E’ di questi giorni la notizia che Bono e c. stanno per uscire sul mercato con il loro ultimo lavoro: Songs of surrender. Prevista per il 17 marzo prossimo, la raccolta, perché di tale si tratta, avrà al suo interno 40 tracce storiche rivisitate. The Edge ha promesso che saranno più essenziali rispetto alle originali. Il cofanetto sarà diviso in 4 parti, una per ogni componente della band irlandese.

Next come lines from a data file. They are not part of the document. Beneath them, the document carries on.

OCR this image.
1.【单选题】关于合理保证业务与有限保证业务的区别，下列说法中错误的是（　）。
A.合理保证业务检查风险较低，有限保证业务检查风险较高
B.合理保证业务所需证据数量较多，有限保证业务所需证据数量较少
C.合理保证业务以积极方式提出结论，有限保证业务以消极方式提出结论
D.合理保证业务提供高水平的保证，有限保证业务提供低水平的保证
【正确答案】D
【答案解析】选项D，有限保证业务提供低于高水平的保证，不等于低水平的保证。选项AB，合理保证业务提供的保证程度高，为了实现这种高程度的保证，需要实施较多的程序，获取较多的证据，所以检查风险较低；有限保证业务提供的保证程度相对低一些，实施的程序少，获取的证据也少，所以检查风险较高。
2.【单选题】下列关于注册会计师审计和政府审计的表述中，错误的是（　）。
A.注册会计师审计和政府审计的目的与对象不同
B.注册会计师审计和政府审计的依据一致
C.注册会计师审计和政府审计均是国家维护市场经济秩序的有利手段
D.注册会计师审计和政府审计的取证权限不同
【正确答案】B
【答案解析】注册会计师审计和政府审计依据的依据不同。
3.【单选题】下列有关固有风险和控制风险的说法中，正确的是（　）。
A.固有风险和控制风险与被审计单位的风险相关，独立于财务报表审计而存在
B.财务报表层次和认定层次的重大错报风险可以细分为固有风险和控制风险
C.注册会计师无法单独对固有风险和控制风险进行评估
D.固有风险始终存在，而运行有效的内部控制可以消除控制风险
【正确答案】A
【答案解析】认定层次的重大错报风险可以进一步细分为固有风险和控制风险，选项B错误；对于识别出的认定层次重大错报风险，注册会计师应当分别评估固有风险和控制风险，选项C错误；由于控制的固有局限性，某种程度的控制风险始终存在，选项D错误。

Abbiamo anche vissuto da poco l’uscita dell’autobiografia di Bono ed il suo conseguente tour promozionale, con le canoniche ospitate tv, nonché l’annuncio dei prossimi concerti che si terranno a Las Vegas, allo Sphere, una nuova mega sala da concerti alta 120 metri con una capienza di 20 mila spettatori, 54 mila metri quadri di schermi led. Niente spostamenti di città in città dunque, solo concerti “stanziali”, come l’ultimo Elvis, come Sinatra, come Celine Dion e Rod Stewart. Non ci sarà però Larry Mullen alla batteria, ufficialmente per questioni di salute. Sarà sostituito da Bram van den Berg, musicista olandese dei Krezip.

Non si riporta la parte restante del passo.